By "off the shelf," Reeves means freezing some embryos and killing an entire line of mice. Reviving a line that has been "frozen down" can take months and cost thousands of dollars, he says.

Reeves has seen what a government shutdown can do to research. He was at a government lab in the 1980s when a shutdown forced him to walk away from his experiments with cell cultures. The experiments were ruined, he says. "It was a complete waste."

Shutdowns in the 1980s typically lasted no more than a few days. The current one promises to go on for weeks. And that could be disastrous for researchers, says Carol Greider, a researcher at Hopkins, and a 2009 Nobel Prize winner. "Not being able to breed mice for several weeks could really shut down years' worth of experiments," she says.

The NIH will face another problem with its mice, researchers say: overcrowding. Ordinarily, the NIH keeps more than 300,000 mice on hand. But that number has almost certainly been growing quickly since the shutdown, says Bob Adams, who is in charge of research animals at Johns Hopkins.

"Every 21 days a female mouse can have a litter," which can mean 10 or more pups, he says. "So you can see it's a geometric progression of how many mice you would have to deal with."

The mouse facilities at most research institutions run near capacity, Adams says. And national guidelines for research animals prohibit crowding more mice into the same space, he says.

"We might start moving animals around to facilities where we have some room," Adams says. "But at some point we would probably have to start euthanizing animals."

It's not clear how much of that has already occurred at NIH. One reason is that federal researchers had been keeping fewer mice than usual because of budget cuts from sequestration.

In response to questions about mice at the NIH, a spokesperson provided a written statement saying that institute directors are "developing approaches to manage the population of animals so as not to delay experiments further after the shutdown has ended and taking into consideration facility constraints during the shutdown."

Managing the population of NIH mice won't be easy, Adams says. The first thing he would do if Hopkins faced a shutdown would be to separate male and female mice, he says. That would require a lot of extra cages. And pregnant females would still be producing new litters for weeks, he says, which would require many more cages.

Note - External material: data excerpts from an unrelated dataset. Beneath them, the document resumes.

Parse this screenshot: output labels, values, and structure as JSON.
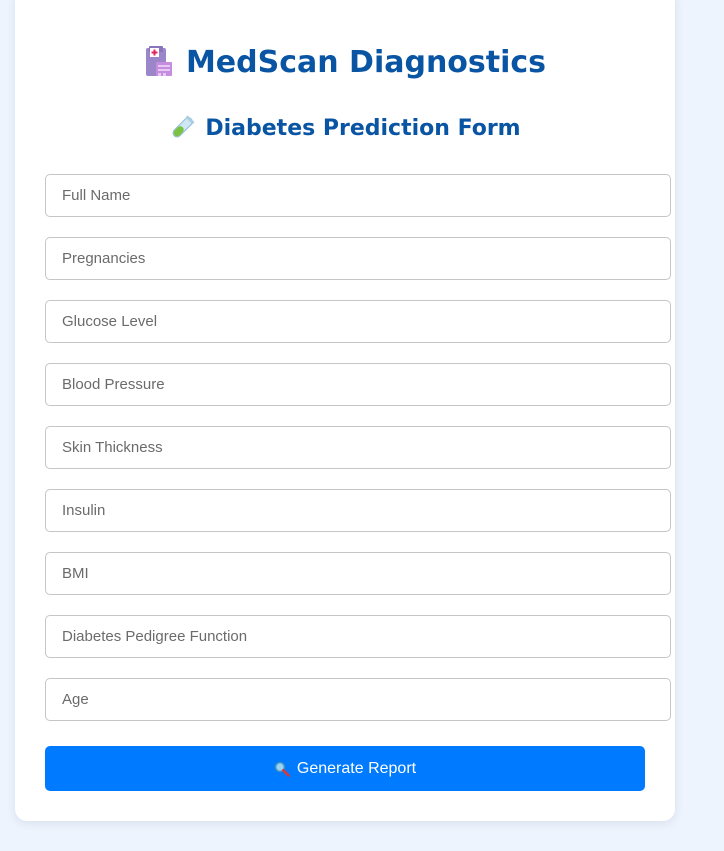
{
  "header": {
    "title": "MedScan Diagnostics",
    "title_icon": "hospital-icon",
    "subtitle": "Diabetes Prediction Form",
    "subtitle_icon": "test-tube-icon"
  },
  "form": {
    "fields": [
      {
        "name": "full-name-field",
        "placeholder": "Full Name",
        "value": ""
      },
      {
        "name": "pregnancies-field",
        "placeholder": "Pregnancies",
        "value": ""
      },
      {
        "name": "glucose-field",
        "placeholder": "Glucose Level",
        "value": ""
      },
      {
        "name": "blood-pressure-field",
        "placeholder": "Blood Pressure",
        "value": ""
      },
      {
        "name": "skin-thickness-field",
        "placeholder": "Skin Thickness",
        "value": ""
      },
      {
        "name": "insulin-field",
        "placeholder": "Insulin",
        "value": ""
      },
      {
        "name": "bmi-field",
        "placeholder": "BMI",
        "value": ""
      },
      {
        "name": "pedigree-field",
        "placeholder": "Diabetes Pedigree Function",
        "value": ""
      },
      {
        "name": "age-field",
        "placeholder": "Age",
        "value": ""
      }
    ],
    "submit_label": "Generate Report",
    "submit_icon": "magnifier-icon"
  },
  "colors": {
    "page_background": "#eef4fd",
    "heading": "#0a55a3",
    "button": "#007bff"
  }
}
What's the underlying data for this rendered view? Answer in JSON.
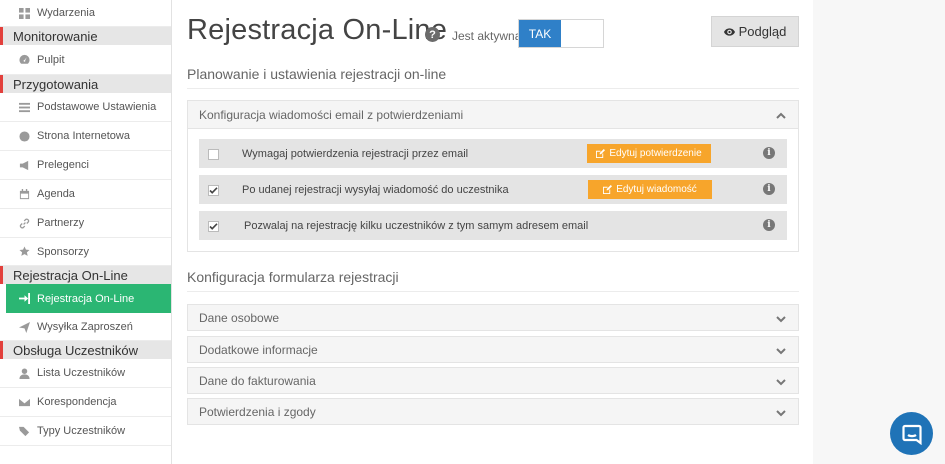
{
  "sidebar": {
    "items": [
      {
        "type": "item",
        "label": "Wydarzenia",
        "icon": "dashboard-icon"
      },
      {
        "type": "section",
        "label": "Monitorowanie"
      },
      {
        "type": "item",
        "label": "Pulpit",
        "icon": "gauge-icon"
      },
      {
        "type": "section",
        "label": "Przygotowania"
      },
      {
        "type": "item",
        "label": "Podstawowe Ustawienia",
        "icon": "list-icon"
      },
      {
        "type": "item",
        "label": "Strona Internetowa",
        "icon": "globe-icon"
      },
      {
        "type": "item",
        "label": "Prelegenci",
        "icon": "megaphone-icon"
      },
      {
        "type": "item",
        "label": "Agenda",
        "icon": "calendar-icon"
      },
      {
        "type": "item",
        "label": "Partnerzy",
        "icon": "link-icon"
      },
      {
        "type": "item",
        "label": "Sponsorzy",
        "icon": "star-icon"
      },
      {
        "type": "section",
        "label": "Rejestracja On-Line"
      },
      {
        "type": "item",
        "label": "Rejestracja On-Line",
        "icon": "sign-in-icon",
        "active": true
      },
      {
        "type": "item",
        "label": "Wysyłka Zaproszeń",
        "icon": "send-icon"
      },
      {
        "type": "section",
        "label": "Obsługa Uczestników"
      },
      {
        "type": "item",
        "label": "Lista Uczestników",
        "icon": "user-icon"
      },
      {
        "type": "item",
        "label": "Korespondencja",
        "icon": "envelope-icon"
      },
      {
        "type": "item",
        "label": "Typy Uczestników",
        "icon": "tags-icon"
      }
    ]
  },
  "header": {
    "title": "Rejestracja On-Line",
    "active_label": "Jest aktywna",
    "toggle_value": "TAK",
    "preview_label": "Podgląd"
  },
  "planning": {
    "heading": "Planowanie i ustawienia rejestracji on-line",
    "panel_title": "Konfiguracja wiadomości email z potwierdzeniami",
    "rows": [
      {
        "label": "Wymagaj potwierdzenia rejestracji przez email",
        "checked": false,
        "button": "Edytuj potwierdzenie"
      },
      {
        "label": "Po udanej rejestracji wysyłaj wiadomość do uczestnika",
        "checked": true,
        "button": "Edytuj wiadomość"
      },
      {
        "label": "Pozwalaj na rejestrację kilku uczestników z tym samym adresem email",
        "checked": true,
        "button": ""
      }
    ]
  },
  "form_config": {
    "heading": "Konfiguracja formularza rejestracji",
    "sections": [
      "Dane osobowe",
      "Dodatkowe informacje",
      "Dane do fakturowania",
      "Potwierdzenia i zgody"
    ]
  },
  "colors": {
    "accent_green": "#2bb673",
    "section_marker": "#e2403c",
    "toggle_blue": "#2f80c8",
    "edit_orange": "#f7a52b",
    "chat_blue": "#1f73b7"
  }
}
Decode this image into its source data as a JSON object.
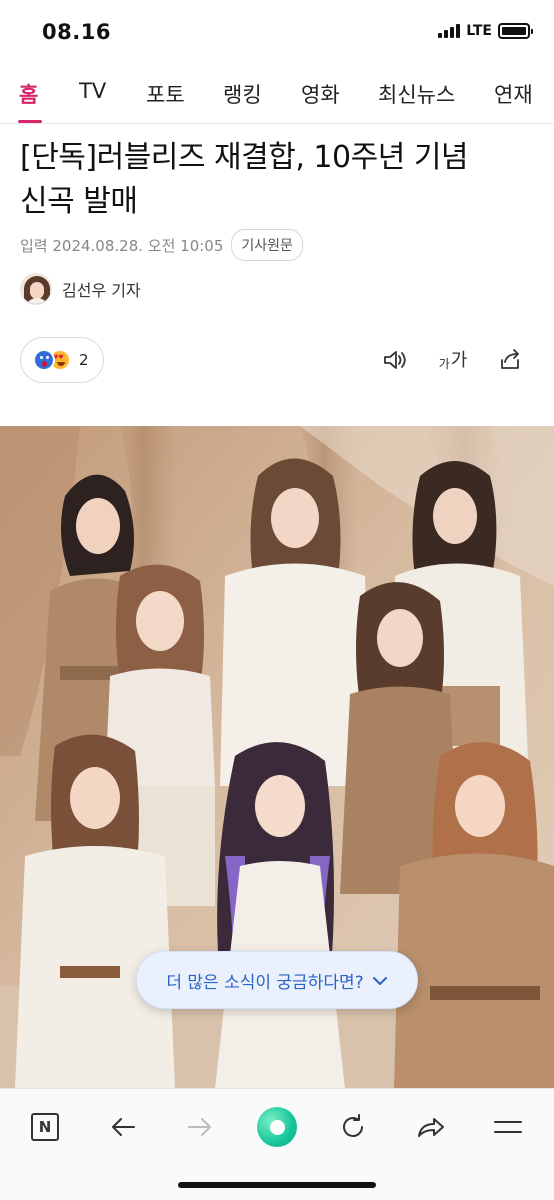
{
  "status_bar": {
    "time": "08.16",
    "network": "LTE",
    "battery_level": 1.0
  },
  "nav": {
    "tabs": [
      {
        "label": "홈",
        "active": true
      },
      {
        "label": "TV",
        "active": false
      },
      {
        "label": "포토",
        "active": false
      },
      {
        "label": "랭킹",
        "active": false
      },
      {
        "label": "영화",
        "active": false
      },
      {
        "label": "최신뉴스",
        "active": false
      },
      {
        "label": "연재",
        "active": false
      }
    ]
  },
  "article": {
    "title_line1": "[단독]러블리즈 재결합, 10주년 기념",
    "title_line2": "신곡 발매",
    "meta": "입력 2024.08.28. 오전 10:05",
    "source_button": "기사원문",
    "author": "김선우 기자",
    "reactions": {
      "icons": [
        "surprised-emoji-icon",
        "heart-eyes-emoji-icon"
      ],
      "count": "2"
    },
    "tools": [
      "speaker-icon",
      "font-size-icon",
      "share-icon"
    ],
    "font_size_label_small": "가",
    "font_size_label_large": "가"
  },
  "floating_button": {
    "label": "더 많은 소식이 궁금하다면?"
  },
  "bottom_bar": {
    "items": [
      "naver-n-icon",
      "back-arrow-icon",
      "forward-arrow-icon",
      "green-home-icon",
      "refresh-icon",
      "share-arrow-icon",
      "menu-icon"
    ],
    "n_label": "N"
  },
  "colors": {
    "accent": "#d6266b",
    "link_blue": "#2c63c6",
    "photo_backdrop": "#c9a98c"
  }
}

Within a couple of weeks of a shutdown, Hopkins would run out of room, Adams says. Then he would have to start bringing animals to a machine that includes a stack of airtight chambers.

Mice cages would be placed in the cages and the machine turned on, he says. "It slowly brings up the carbon dioxide levels so they essentially get anesthetized and then they eventually suffocate," he says

Biomedical research often involves killing animals, Adams says. But usually there is a compelling scientific reason.